Sen—Google's investment in Elon Musk’s Space Exploration Technologies, which plans to add satellite manufacturing to its bustling rocket launching business, may put it into competition with another newly announced satellite venture founded by a former employee and backed by Richard Branson’s Virgin Group.
Google and Fidelity announced this week it was investing $1 billion in SpaceX, which plans to open a satellite manufacturing center in Seattle. It would be SpaceX’s first foray beyond rocketry. With its investment, Google and Fidelity now own just under 10 percent of SpaceX.
Musk, who also founded and runs the Tesla electric car company, among other technology ventures, wants to develop a constellation of some 4,000 small satellites that can provide Internet access worldwide.
“In order for us to really revolutionize space, we have to address both satellites and rockets,” Musk said in Seattle last week. “We’re going to start by building our own constellation of satellites, but that same satellite bus and the technology we develop can also be used for Earth science and space science, as well as other potential applications that others may have.”
Musk confirmed the $1 billion Google/Fidelity investment four days later.
Google’s interest in space extends beyond satellites.

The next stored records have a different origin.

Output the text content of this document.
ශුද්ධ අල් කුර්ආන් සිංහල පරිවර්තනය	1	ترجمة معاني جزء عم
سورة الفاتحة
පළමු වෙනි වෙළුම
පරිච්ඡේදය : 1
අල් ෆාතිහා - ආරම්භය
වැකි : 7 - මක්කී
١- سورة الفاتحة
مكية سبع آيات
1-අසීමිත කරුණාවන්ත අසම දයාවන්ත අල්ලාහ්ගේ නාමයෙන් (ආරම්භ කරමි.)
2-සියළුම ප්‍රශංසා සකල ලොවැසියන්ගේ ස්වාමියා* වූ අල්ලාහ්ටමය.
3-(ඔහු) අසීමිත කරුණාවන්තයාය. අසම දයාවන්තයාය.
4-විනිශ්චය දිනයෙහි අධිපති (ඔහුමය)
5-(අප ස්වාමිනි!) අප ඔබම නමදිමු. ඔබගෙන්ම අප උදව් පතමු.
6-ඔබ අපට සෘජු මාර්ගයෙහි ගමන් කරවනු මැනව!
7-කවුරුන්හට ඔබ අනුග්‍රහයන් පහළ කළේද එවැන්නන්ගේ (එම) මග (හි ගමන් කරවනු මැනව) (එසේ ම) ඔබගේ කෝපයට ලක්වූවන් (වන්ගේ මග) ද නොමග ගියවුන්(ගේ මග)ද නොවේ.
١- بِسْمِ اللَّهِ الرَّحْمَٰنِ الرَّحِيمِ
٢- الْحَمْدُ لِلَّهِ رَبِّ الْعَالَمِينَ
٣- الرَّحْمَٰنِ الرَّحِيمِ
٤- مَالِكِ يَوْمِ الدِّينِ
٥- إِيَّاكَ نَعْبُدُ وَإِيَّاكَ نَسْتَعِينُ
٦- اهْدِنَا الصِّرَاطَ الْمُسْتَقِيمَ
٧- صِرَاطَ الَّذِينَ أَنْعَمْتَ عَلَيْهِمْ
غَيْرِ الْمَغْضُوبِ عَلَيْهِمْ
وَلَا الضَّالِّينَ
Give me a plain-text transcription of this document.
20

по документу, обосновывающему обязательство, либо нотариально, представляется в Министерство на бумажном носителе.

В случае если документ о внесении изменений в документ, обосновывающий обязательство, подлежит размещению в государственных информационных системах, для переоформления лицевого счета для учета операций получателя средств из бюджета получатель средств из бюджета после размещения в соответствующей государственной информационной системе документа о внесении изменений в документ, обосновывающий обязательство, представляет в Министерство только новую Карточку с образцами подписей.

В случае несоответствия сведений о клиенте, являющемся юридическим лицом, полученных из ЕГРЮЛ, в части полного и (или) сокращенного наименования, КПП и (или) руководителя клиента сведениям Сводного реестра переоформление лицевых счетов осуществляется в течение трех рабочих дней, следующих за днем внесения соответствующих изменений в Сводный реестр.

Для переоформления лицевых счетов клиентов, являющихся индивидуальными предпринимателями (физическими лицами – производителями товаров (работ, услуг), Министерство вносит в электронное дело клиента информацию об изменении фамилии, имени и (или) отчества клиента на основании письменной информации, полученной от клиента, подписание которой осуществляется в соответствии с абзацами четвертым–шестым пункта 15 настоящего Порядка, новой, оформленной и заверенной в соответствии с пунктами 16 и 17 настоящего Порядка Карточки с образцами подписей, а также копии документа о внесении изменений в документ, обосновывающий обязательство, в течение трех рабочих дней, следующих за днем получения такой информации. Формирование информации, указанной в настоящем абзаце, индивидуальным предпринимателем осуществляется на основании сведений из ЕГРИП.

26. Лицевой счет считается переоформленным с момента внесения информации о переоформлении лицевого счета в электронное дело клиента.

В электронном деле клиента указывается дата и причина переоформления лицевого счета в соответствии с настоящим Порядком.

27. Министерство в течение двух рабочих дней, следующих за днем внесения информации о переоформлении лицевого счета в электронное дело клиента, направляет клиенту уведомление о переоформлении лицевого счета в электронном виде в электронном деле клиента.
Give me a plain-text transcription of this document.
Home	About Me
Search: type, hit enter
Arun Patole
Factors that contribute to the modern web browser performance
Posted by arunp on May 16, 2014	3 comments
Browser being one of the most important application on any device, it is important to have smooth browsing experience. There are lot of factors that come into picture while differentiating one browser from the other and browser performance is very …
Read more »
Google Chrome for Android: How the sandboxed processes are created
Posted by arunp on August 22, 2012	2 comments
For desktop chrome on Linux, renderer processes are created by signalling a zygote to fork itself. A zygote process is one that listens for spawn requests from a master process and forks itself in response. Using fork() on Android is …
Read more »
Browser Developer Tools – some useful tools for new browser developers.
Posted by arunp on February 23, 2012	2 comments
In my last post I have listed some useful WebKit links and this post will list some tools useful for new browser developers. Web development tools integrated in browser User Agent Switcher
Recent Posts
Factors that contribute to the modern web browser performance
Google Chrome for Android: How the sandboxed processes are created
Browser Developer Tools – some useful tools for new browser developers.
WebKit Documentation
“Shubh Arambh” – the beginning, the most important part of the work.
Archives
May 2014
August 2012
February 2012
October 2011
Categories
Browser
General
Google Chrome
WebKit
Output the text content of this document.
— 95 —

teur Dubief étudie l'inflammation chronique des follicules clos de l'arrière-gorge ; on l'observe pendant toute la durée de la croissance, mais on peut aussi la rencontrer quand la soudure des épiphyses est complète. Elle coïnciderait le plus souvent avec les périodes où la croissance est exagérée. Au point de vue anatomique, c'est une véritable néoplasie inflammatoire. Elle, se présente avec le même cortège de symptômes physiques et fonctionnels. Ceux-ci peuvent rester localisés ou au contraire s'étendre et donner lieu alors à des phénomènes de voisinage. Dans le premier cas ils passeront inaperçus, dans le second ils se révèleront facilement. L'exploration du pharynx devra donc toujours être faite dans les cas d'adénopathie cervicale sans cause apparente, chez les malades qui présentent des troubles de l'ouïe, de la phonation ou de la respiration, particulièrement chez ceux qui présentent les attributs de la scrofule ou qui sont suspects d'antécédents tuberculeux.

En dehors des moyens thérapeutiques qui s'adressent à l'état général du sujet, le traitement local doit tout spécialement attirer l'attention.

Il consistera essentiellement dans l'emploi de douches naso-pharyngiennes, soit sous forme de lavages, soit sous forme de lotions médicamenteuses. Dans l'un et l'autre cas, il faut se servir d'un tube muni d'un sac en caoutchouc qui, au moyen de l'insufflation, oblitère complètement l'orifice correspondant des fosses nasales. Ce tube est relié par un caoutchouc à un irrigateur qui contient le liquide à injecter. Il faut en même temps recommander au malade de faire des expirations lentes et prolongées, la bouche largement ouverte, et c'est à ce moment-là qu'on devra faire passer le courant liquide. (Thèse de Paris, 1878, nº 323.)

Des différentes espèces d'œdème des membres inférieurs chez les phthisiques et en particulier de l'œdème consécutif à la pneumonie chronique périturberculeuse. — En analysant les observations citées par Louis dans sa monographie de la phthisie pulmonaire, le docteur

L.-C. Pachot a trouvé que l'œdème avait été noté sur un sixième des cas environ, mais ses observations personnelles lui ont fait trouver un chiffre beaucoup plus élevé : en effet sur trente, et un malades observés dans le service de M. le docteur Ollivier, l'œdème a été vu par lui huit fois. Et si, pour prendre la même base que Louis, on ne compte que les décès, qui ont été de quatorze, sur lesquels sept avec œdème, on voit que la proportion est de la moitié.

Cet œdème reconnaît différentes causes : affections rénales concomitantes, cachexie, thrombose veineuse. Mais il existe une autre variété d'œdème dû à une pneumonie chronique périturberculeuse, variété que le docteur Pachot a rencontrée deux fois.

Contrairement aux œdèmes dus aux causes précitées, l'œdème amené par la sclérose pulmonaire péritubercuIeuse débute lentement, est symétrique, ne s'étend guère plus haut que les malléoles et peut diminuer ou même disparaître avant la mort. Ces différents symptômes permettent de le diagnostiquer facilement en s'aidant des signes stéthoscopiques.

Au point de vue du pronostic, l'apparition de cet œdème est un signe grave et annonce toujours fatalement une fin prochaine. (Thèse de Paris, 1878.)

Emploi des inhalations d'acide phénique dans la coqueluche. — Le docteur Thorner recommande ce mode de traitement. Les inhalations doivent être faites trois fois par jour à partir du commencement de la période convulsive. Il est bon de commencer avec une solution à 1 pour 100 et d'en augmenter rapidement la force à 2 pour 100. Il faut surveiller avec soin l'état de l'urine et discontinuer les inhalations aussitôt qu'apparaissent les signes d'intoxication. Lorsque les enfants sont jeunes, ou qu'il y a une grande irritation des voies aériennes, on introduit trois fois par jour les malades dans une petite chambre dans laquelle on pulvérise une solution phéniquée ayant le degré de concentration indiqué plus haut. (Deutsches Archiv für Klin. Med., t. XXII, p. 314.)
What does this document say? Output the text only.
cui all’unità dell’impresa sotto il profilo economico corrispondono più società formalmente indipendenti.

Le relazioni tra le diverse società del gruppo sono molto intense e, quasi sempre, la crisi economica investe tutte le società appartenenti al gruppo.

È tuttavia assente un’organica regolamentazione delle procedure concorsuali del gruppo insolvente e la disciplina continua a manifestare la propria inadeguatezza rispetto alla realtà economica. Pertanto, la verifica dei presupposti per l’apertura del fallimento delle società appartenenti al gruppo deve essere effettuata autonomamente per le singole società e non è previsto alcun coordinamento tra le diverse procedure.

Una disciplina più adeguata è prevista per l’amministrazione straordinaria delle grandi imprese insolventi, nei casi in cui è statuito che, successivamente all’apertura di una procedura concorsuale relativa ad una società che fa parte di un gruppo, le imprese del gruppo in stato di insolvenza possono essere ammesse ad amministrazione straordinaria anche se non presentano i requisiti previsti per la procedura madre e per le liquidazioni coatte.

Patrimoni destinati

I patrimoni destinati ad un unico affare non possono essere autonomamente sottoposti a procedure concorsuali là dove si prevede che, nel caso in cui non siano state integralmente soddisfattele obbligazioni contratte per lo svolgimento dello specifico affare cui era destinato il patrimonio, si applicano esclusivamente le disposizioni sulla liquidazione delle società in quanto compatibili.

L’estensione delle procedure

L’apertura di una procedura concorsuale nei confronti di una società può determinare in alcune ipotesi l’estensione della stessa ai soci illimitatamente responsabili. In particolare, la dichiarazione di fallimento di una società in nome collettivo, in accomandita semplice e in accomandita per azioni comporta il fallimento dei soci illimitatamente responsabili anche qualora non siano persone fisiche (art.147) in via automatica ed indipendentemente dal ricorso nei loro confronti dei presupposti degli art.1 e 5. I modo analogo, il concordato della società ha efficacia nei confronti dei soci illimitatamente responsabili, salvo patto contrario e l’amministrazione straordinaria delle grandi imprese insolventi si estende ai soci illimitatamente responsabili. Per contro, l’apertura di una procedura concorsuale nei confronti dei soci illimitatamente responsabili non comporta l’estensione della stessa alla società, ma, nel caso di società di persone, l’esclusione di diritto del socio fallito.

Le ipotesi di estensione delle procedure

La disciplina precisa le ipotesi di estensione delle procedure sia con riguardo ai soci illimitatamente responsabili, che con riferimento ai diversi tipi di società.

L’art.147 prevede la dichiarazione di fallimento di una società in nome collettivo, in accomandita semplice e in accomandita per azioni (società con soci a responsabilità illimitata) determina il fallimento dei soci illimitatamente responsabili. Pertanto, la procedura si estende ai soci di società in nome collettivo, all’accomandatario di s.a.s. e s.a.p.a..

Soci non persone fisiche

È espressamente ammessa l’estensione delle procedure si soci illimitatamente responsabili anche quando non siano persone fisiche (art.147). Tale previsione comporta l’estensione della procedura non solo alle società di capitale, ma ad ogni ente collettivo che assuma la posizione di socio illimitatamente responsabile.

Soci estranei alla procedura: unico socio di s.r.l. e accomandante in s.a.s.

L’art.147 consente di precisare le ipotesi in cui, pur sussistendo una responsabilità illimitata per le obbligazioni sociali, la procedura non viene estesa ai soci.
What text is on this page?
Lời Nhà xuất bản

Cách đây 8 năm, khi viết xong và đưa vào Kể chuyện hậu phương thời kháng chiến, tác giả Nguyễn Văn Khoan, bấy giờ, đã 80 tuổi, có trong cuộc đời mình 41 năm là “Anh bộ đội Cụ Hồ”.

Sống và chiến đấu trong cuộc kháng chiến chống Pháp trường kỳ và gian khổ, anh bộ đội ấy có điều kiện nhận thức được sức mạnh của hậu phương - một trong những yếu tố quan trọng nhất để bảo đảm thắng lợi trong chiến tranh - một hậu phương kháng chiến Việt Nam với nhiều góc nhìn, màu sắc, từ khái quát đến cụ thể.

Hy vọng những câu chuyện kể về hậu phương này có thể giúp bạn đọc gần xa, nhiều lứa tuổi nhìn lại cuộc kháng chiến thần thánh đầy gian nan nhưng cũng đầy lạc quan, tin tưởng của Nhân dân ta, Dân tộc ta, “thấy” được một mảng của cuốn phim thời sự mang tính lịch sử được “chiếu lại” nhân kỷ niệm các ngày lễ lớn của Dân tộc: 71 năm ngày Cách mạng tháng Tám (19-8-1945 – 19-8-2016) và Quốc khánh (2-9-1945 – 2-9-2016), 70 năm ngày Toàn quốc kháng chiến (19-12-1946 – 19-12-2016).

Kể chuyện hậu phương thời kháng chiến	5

It is backing a competition run by the XPrize Foundation, which will award $30 million to privately funded teams landing and operating spacecraft on the Moon.
Google co-founder Sergey Brin also has an option for a tourist flight to the International Space Station, which now costs more than $50 million, said Tom Shelley, president of U.S.-based Space Adventures, which arranges the rides on Russian Soyuz capsules.
The timing of Google’s investment in SpaceX is curious. The day before Musk unveiled his satellite business, Richard Branson’s Virgin Group and Qualcomm announced a joint investment in another aspiring Internet-via-satellite company called OneWeb, whose founder and chief executive is Greg Wyler.
Wyler previously founded O3b Networks (O3b stands for “other 3 billion,” a reference to the segment of the world’s population without access to the Internet), and briefly worked at Google, which has several projects underway to bring the Internet to unwired portions of the globe. In addition to bringing Wyler and a few other O3b veterans aboard, Google purchased Titan Aerospace, which is developing solar-powered drones, Skybox Imaging, a startup satellite company, and is working in-house on a project to beam Internet signals from the stratosphere via balloons.
When Wyler left Google, he took with him rights to Ku-band slots that could be used to beam the Internet via satellite, giving him a leg up on Musk’s satellite venture, which recently just made its application for use of parts of the radio spectrum.
In an interview, Wyler said he couldn’t comment on the SpaceX project and whether it was a potential competitor or collaborator. The amount and terms of the investment by Virgin Group and Qualcomm in OneWeb, previously known as WorldVu Satellites Limited, were not disclosed.
OneWeb currently is reviewing proposals from potential partners for a satellite manufacturing facility.
“We’ve gone through the first phase where we’ve received the letters of interest from a number of parties. We expect to down-select in February,” Wyler told Sen.
OneWeb’s constellation of 648 small satellites and ground terminals is expected to cost between $1.5 and $2 billion.